Wang credits the enduring popularity of Lemaire, in particular its omnipresent Croissant Bag, to an obsession with “looking chill and relaxed.”
“The curvature of the bag hugs your body perfectly, it’s a memorable shape, it’s easy to style…it exists within a visual identity full of subtle Chinese elements, which means the customer feels right at home,” Wang said.
“People are simply obsessed with Sarah-Linh Tran,” Wang continued. “Maybe because she’s Asian as well, so her interpretation of Asian culture feels more powerful,” he added.
In an adjacent villa, Dongliang is currently hosting an exhibition titled “Dongliang Craft Atelier,” which includes the works of seven young Chinese artisans.
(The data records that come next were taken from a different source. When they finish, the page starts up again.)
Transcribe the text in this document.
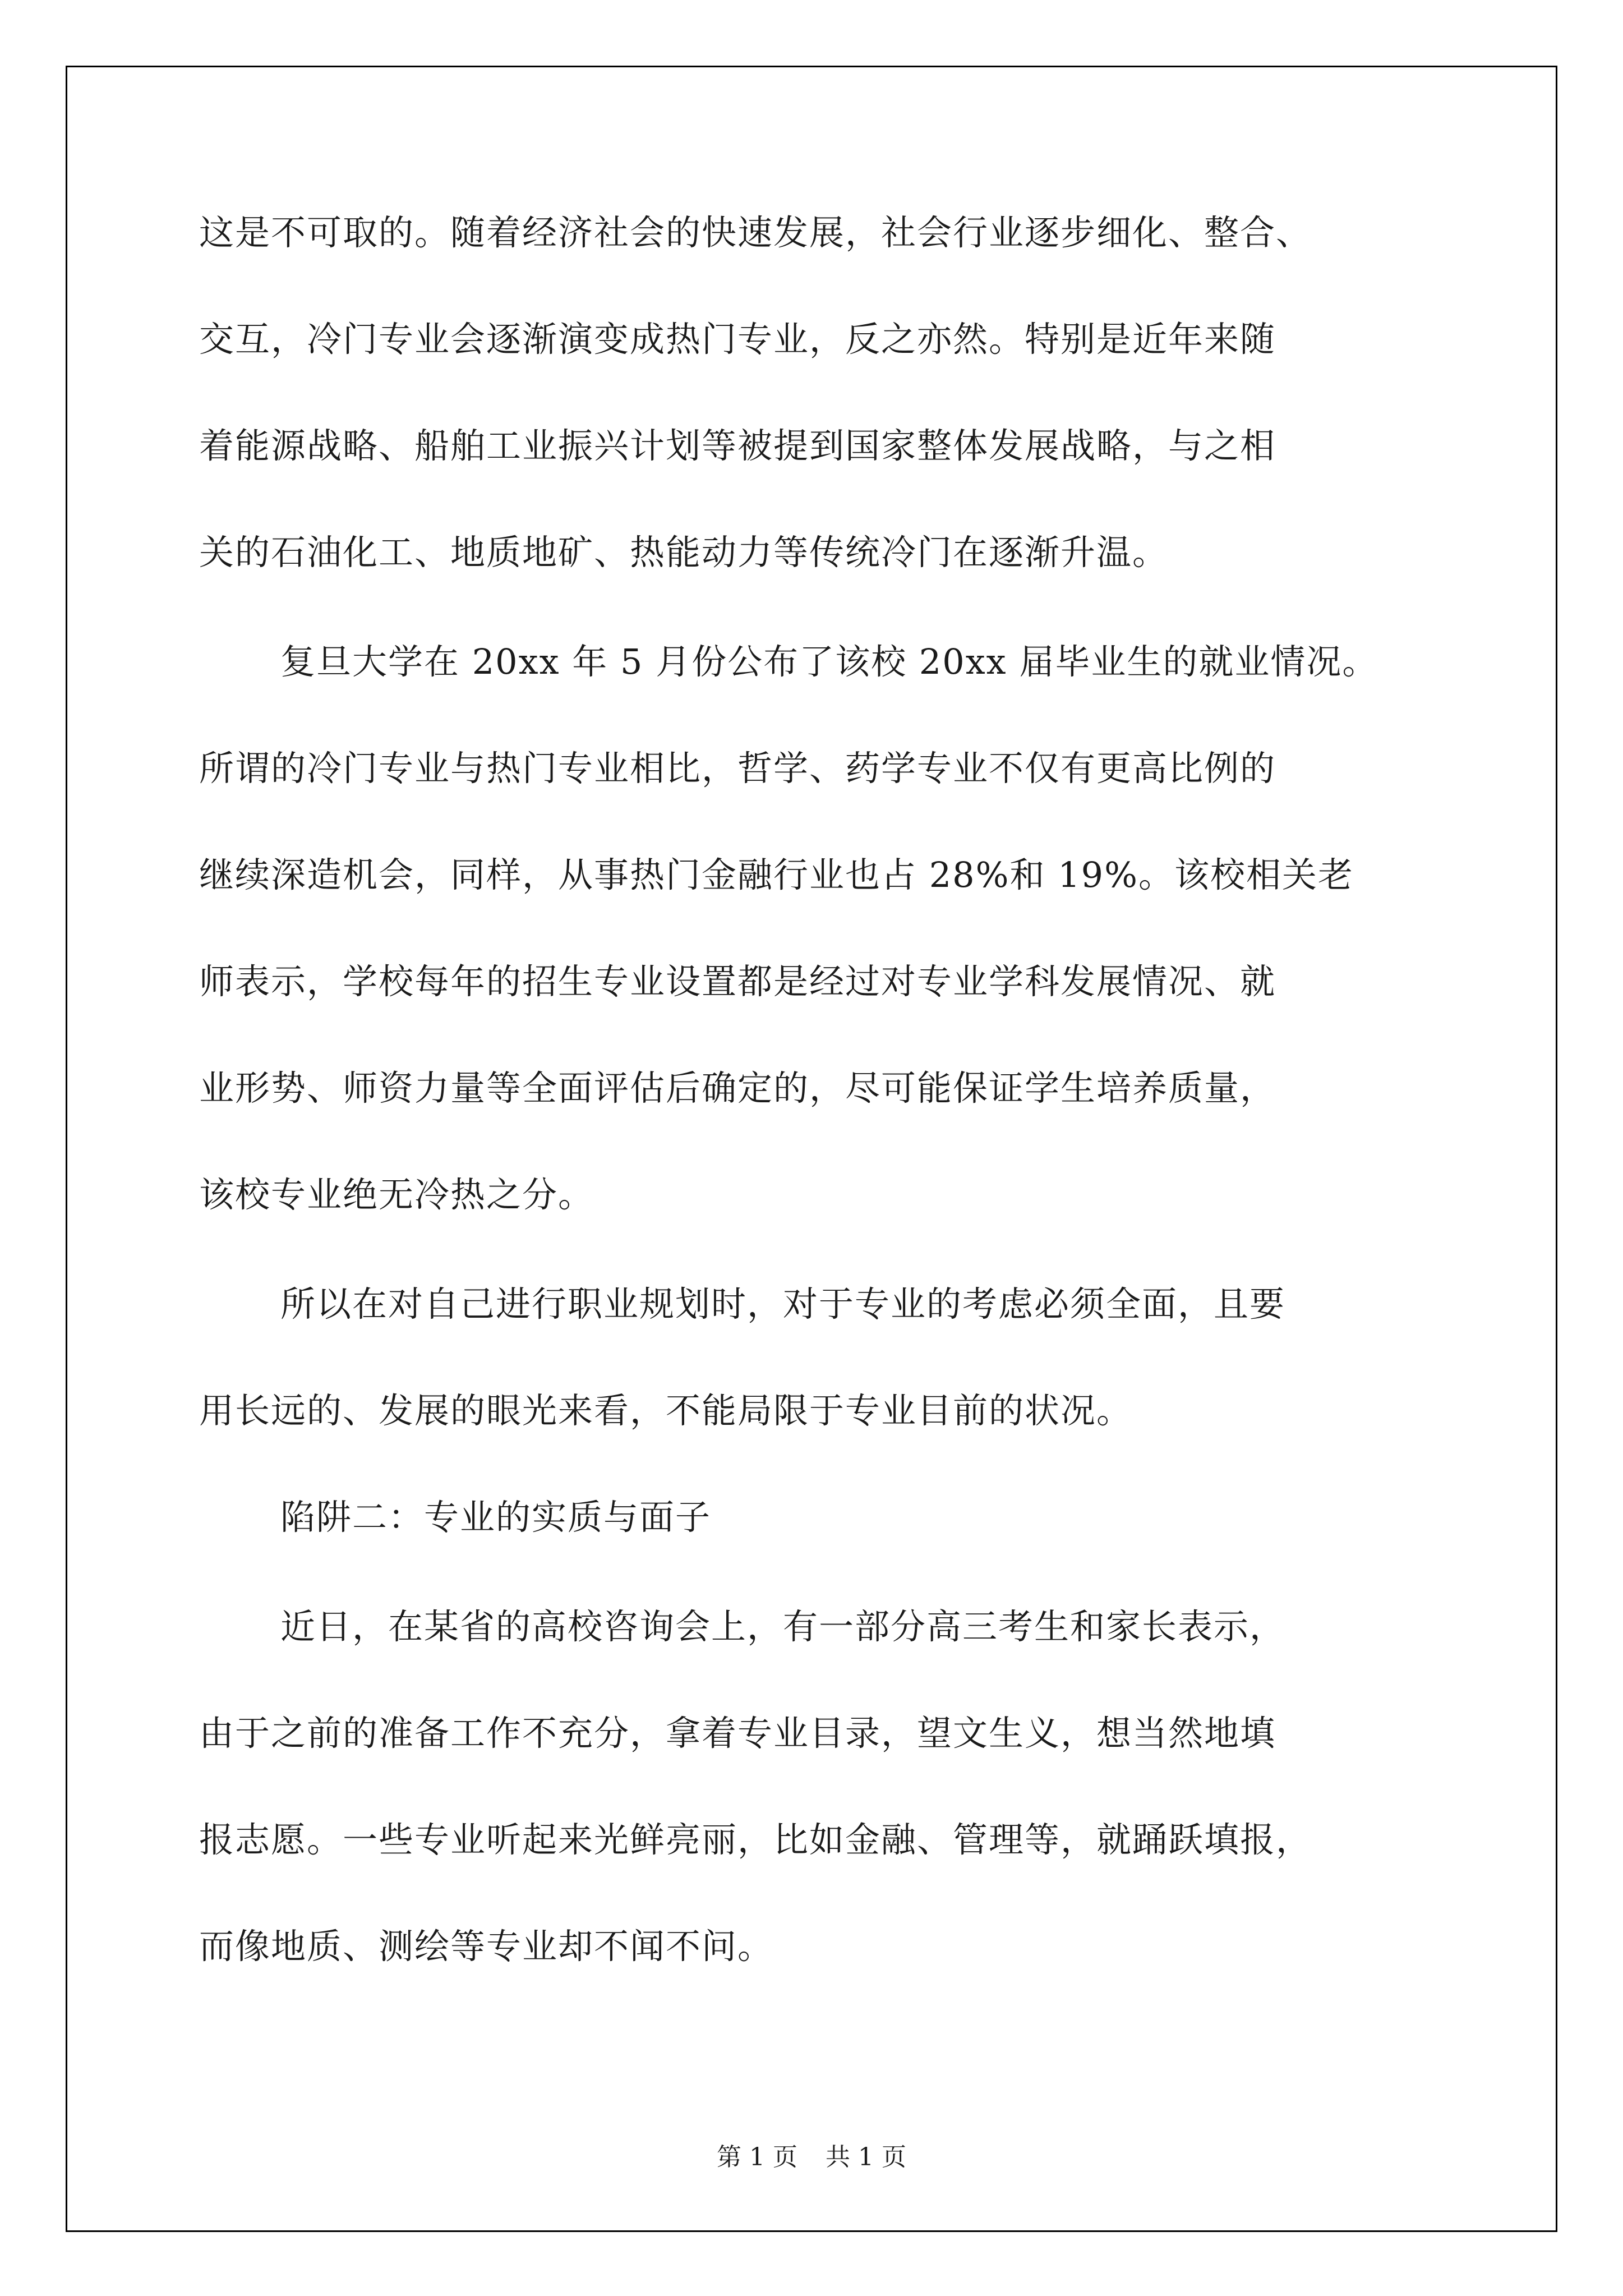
这是不可取的。随着经济社会的快速发展，社会行业逐步细化、整合、
交互，冷门专业会逐渐演变成热门专业，反之亦然。特别是近年来随
着能源战略、船舶工业振兴计划等被提到国家整体发展战略，与之相
关的石油化工、地质地矿、热能动力等传统冷门在逐渐升温。
复旦大学在 20xx 年 5 月份公布了该校 20xx 届毕业生的就业情况。
所谓的冷门专业与热门专业相比，哲学、药学专业不仅有更高比例的
继续深造机会，同样，从事热门金融行业也占 28%和 19%。该校相关老
师表示，学校每年的招生专业设置都是经过对专业学科发展情况、就
业形势、师资力量等全面评估后确定的，尽可能保证学生培养质量，
该校专业绝无冷热之分。
所以在对自己进行职业规划时，对于专业的考虑必须全面，且要
用长远的、发展的眼光来看，不能局限于专业目前的状况。
陷阱二：专业的实质与面子
近日，在某省的高校咨询会上，有一部分高三考生和家长表示，
由于之前的准备工作不充分，拿着专业目录，望文生义，想当然地填
报志愿。一些专业听起来光鲜亮丽，比如金融、管理等，就踊跃填报，
而像地质、测绘等专业却不闻不问。
第 1 页 共 1 页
The exhibition is a part of Dongliang’s nascent initiative to spotlight young Chinese artisans, or “discovering the Lucie Ries of China,” according to Wang.
“I often feel like that Chinese fashion went through a stage of utter destruction; its development was interrupted for over 10 years, but Chinese craftsmanship never had to go through that. There was a period where the Chinese thought that our own pottery looked cheap, but things have changed because of the post-90s generation. They are so proud of their ancestor’s creations. They want to inherit the work and create new things out of it,” Wang said.
“We may not be as influential as the Loewe Foundation; we are still a relatively small store, but what we can discover more local craftspeople, support their works, and even help them form a partnerships with leading global brands,” Wang continued.